Canadian businesses need to address the growing anti-bribery net of legislation
13 Nov, 2012
FRA pinpoints top five risks facing Canadian businesses operating in BRIC countries
Forensic Risk Alliance (FRA), the consultancy firm specializing in forensic accounting, eDiscovery and data forensics, can, today, reveal the five most frequent regulatory and compliance-related risks that businesses face whilst operating, starting-up or expanding their operations abroad.
Canada’s laws are being enforced more stringently and frequently, making it more complex for Canadian based companies to operate both there and in emerging markets. This applies not just to Canada’s own Corruption of Foreign Public Officials Act (CFPOA) but also to the anti-bribery and anti-corruption statutes of other countries like the US’s Foreign Corrupt Practices Act (FCPA) or the UK’s recently enacted Bribery Act.
The impact of more onerous legislation on Canadian extractive companies is not to be underestimated.
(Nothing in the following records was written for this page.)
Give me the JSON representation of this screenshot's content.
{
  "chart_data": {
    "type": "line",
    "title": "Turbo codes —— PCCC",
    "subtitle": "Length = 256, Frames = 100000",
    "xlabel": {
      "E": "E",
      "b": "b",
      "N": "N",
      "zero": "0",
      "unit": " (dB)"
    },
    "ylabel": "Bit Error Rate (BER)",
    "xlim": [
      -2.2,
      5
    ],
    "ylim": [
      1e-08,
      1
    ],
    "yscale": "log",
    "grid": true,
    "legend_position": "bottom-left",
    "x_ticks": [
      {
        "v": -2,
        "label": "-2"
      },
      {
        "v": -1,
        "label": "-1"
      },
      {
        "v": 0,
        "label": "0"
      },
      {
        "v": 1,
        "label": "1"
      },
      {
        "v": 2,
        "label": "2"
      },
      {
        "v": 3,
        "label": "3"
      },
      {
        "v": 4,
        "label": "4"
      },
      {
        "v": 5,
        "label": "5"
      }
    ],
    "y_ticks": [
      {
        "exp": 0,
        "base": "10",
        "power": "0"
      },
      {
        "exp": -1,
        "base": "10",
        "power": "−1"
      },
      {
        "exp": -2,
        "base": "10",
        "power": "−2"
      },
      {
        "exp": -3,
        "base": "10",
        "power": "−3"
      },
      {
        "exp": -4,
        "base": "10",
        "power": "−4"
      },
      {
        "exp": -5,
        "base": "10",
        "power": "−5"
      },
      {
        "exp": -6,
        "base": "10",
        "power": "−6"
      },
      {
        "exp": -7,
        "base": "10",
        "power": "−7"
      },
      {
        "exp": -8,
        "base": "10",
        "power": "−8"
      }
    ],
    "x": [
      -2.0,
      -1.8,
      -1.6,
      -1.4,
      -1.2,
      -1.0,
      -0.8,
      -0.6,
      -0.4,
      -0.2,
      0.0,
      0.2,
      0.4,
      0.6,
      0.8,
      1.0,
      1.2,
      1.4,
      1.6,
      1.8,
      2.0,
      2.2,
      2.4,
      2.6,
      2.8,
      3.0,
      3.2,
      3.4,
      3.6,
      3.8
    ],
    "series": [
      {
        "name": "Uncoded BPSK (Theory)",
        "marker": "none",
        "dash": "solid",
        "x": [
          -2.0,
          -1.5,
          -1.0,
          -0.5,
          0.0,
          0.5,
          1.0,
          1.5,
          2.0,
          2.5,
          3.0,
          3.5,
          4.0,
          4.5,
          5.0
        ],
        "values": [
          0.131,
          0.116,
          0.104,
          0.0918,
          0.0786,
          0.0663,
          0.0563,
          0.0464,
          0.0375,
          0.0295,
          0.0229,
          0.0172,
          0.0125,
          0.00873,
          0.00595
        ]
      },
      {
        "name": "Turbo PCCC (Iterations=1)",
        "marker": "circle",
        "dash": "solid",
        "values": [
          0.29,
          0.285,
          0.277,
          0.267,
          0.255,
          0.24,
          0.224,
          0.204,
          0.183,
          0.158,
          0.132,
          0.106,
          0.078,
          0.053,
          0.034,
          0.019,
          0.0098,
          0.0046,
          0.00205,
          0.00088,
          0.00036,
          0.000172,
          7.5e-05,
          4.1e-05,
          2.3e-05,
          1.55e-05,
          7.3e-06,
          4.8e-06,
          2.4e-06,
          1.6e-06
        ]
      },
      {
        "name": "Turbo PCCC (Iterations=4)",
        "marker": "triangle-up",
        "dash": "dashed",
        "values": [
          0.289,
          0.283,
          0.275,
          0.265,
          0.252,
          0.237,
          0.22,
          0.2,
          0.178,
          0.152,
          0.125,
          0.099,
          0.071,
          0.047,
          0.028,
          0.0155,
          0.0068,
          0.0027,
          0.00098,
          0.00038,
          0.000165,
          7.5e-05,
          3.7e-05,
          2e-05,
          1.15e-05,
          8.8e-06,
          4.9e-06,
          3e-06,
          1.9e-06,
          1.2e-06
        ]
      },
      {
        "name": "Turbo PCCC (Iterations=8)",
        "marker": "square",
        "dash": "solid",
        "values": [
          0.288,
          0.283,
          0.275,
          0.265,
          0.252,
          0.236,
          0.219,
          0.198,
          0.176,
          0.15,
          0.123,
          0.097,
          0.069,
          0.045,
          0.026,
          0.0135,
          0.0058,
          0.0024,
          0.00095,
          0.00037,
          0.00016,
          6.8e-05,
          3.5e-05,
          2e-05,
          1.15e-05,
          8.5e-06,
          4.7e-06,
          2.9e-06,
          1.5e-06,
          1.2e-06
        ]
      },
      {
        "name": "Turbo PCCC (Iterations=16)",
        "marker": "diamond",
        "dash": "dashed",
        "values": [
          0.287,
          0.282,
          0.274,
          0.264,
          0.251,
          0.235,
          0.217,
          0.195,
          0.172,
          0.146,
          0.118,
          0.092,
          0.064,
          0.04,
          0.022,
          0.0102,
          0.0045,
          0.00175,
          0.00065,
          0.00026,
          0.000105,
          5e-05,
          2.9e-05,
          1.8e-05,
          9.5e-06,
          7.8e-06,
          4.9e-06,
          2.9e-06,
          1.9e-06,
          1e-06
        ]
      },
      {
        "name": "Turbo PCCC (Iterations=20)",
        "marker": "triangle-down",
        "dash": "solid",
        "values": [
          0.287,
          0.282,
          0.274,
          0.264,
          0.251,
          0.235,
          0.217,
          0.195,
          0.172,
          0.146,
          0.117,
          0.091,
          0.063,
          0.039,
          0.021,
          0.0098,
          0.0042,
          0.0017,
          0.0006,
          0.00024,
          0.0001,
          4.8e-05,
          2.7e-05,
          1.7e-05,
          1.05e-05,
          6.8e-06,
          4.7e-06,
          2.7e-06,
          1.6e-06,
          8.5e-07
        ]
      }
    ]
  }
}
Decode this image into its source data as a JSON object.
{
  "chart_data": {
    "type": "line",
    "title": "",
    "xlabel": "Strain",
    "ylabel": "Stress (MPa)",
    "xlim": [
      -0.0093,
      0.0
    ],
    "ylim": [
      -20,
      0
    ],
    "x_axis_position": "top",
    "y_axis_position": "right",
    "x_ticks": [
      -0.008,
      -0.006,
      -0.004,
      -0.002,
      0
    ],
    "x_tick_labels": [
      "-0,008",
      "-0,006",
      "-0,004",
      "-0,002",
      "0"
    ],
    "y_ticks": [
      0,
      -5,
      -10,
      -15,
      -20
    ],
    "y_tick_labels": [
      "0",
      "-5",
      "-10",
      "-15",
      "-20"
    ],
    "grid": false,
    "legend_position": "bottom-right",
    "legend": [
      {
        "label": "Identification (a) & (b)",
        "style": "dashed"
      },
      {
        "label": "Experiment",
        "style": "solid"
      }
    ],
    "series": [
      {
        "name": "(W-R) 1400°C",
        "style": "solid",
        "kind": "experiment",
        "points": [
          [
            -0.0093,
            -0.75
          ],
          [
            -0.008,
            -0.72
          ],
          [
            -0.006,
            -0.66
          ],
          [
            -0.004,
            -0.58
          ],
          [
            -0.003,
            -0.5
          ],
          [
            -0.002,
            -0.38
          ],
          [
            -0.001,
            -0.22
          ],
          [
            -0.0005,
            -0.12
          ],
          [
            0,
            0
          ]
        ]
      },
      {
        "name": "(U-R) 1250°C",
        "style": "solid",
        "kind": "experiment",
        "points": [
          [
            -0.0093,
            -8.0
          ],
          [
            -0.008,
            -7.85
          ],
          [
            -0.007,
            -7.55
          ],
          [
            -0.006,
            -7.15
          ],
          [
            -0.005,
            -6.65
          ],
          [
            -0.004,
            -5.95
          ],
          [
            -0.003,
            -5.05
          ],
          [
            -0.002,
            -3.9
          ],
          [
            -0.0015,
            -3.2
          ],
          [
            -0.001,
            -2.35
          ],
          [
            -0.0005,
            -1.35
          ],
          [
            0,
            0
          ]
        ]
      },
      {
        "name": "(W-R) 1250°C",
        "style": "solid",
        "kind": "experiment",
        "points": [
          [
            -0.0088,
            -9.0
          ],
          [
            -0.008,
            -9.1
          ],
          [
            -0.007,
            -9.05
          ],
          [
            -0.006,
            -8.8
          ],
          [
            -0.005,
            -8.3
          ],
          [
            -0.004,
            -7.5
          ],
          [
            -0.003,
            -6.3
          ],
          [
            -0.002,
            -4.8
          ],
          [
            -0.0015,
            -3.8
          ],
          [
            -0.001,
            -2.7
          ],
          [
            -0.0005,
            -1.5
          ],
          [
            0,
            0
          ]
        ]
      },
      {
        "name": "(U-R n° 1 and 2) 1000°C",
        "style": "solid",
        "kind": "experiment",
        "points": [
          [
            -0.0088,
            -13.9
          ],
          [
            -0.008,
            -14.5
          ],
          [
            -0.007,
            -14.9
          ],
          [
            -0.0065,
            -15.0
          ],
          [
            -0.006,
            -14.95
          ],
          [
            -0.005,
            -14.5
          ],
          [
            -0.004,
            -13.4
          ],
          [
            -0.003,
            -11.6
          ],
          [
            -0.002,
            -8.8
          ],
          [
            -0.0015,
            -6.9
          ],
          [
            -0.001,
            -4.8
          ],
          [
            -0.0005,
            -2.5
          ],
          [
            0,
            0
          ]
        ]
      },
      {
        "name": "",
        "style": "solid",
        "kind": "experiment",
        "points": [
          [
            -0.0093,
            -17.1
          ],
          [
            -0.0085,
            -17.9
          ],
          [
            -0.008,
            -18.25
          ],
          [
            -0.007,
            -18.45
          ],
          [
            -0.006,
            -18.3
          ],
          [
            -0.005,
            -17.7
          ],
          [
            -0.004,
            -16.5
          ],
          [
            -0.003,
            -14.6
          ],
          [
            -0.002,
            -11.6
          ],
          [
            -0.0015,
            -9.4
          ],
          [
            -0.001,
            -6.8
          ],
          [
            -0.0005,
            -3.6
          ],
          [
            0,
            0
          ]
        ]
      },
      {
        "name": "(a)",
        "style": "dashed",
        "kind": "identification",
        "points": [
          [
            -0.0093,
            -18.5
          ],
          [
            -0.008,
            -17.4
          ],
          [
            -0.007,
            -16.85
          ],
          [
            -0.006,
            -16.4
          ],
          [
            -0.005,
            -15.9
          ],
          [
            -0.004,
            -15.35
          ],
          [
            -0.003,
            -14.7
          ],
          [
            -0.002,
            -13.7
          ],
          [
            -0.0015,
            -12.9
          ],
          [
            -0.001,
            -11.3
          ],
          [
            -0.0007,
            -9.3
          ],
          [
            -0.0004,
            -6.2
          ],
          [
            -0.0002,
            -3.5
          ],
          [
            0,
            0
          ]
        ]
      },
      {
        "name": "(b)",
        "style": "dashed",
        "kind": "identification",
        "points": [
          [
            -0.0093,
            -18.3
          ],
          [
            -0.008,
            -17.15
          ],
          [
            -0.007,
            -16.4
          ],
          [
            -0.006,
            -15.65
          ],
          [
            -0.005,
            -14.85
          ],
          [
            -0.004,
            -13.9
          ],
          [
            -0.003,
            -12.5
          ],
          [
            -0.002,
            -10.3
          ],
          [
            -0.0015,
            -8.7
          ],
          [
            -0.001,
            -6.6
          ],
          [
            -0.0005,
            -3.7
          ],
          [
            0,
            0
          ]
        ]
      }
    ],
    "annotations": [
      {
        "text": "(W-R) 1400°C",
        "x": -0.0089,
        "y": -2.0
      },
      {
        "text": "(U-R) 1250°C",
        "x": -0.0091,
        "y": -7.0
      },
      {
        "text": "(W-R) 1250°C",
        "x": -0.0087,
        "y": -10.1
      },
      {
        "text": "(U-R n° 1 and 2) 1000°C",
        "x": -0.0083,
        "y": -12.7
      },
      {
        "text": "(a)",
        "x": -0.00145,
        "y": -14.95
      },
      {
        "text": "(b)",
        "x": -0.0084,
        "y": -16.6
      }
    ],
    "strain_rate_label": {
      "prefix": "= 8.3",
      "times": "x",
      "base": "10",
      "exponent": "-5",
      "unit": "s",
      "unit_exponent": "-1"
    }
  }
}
The OECD Phase 3 Report published in March 2011 outlines their extensive global footprint: Canadian mining companies have invested over $60 billion in developing countries, including approximately $41 billion in Latin America (including Mexico) and almost $15 billion in Africa. To give a further sense of the importance of Canadian companies in the sector, they account for 43 percent of global exploration expenditure and, in 2008, over 75 percent of the world’s exploration and mining companies were headquartered in Canada. These 1293 companies had an interest in some 7809 properties in Canada and in over 100 countries around the world.
At a recent series of roundtable discussions in Canada, on the subject of “Effective Risk Assessment, Due Diligence and Audits for Mining Companies Operating in Foreign Jurisdictions”, participants discussed the importance of anti-bribery audits with the objective of demonstrating how companies could minimize risk with respect to anti-corruption.
Key findings identified by FRA from these discussions include:
1. Against a backdrop of increasingly complex legislation, changing politics and environmental issues, investigations are increasing and the RCMP (Royal Canadian Mounted Police) is ramping up investigations since the OECD Phase 3 report was published in March 2011 and gave Canada a “fail” grade.
2. It is still unclear how confrontational enforcement agencies will become. Will Canada’s RCMP become as aggressive as the Department of Justice in the US? A number of high profile cases will set the standard in the next 18 months or so.
3. The extractive industry, in particular, is vulnerable to enforcement due to these factors:
a. Corruption perception indexes are higher in the emerging markets where they operate
b. Joint venture partners could expose a company inadvertently to infringements of the law
c. Customs clearance is often where bribery and corruption is rife
d. Use of agents in business dealings
4. The real cost, damage and impact of an investigation is much higher than actual penalties levied. For example:
a. Drop in stock price (and associated liability a company then faces with respect to class action suits, etc.)
b. Distraction from core business
c. Loss of investor financing
d. Resource costs and professional fees associated with responding to allegations
e. Negative publicity resulting in a decrease in the value of the company’s brands
5. Agreements such as Bilateral Investment Treaties can become null and void as a result of bribery to secure contracts, leaving exposed companies with little recourse in the event that a concession is wrongfully taken away.
FRA’s COO, Maggy Deacon, concludes: “From our hands-on experience we can reveal that companies who carry out an anti-bribery audit proactively, rather than in response to an inquiry from a regulatory authority, will win out because they minimize their exposure to business costs and punitive fines. We have seen a clear trend that Canadian companies are waking up to the reality of their vulnerability when operating in emerging markets and that extractive sector companies are being proactive in the sense that they are taking action to minimize their exposure to risk now, rather than taking a ‘wait and see’ approach.”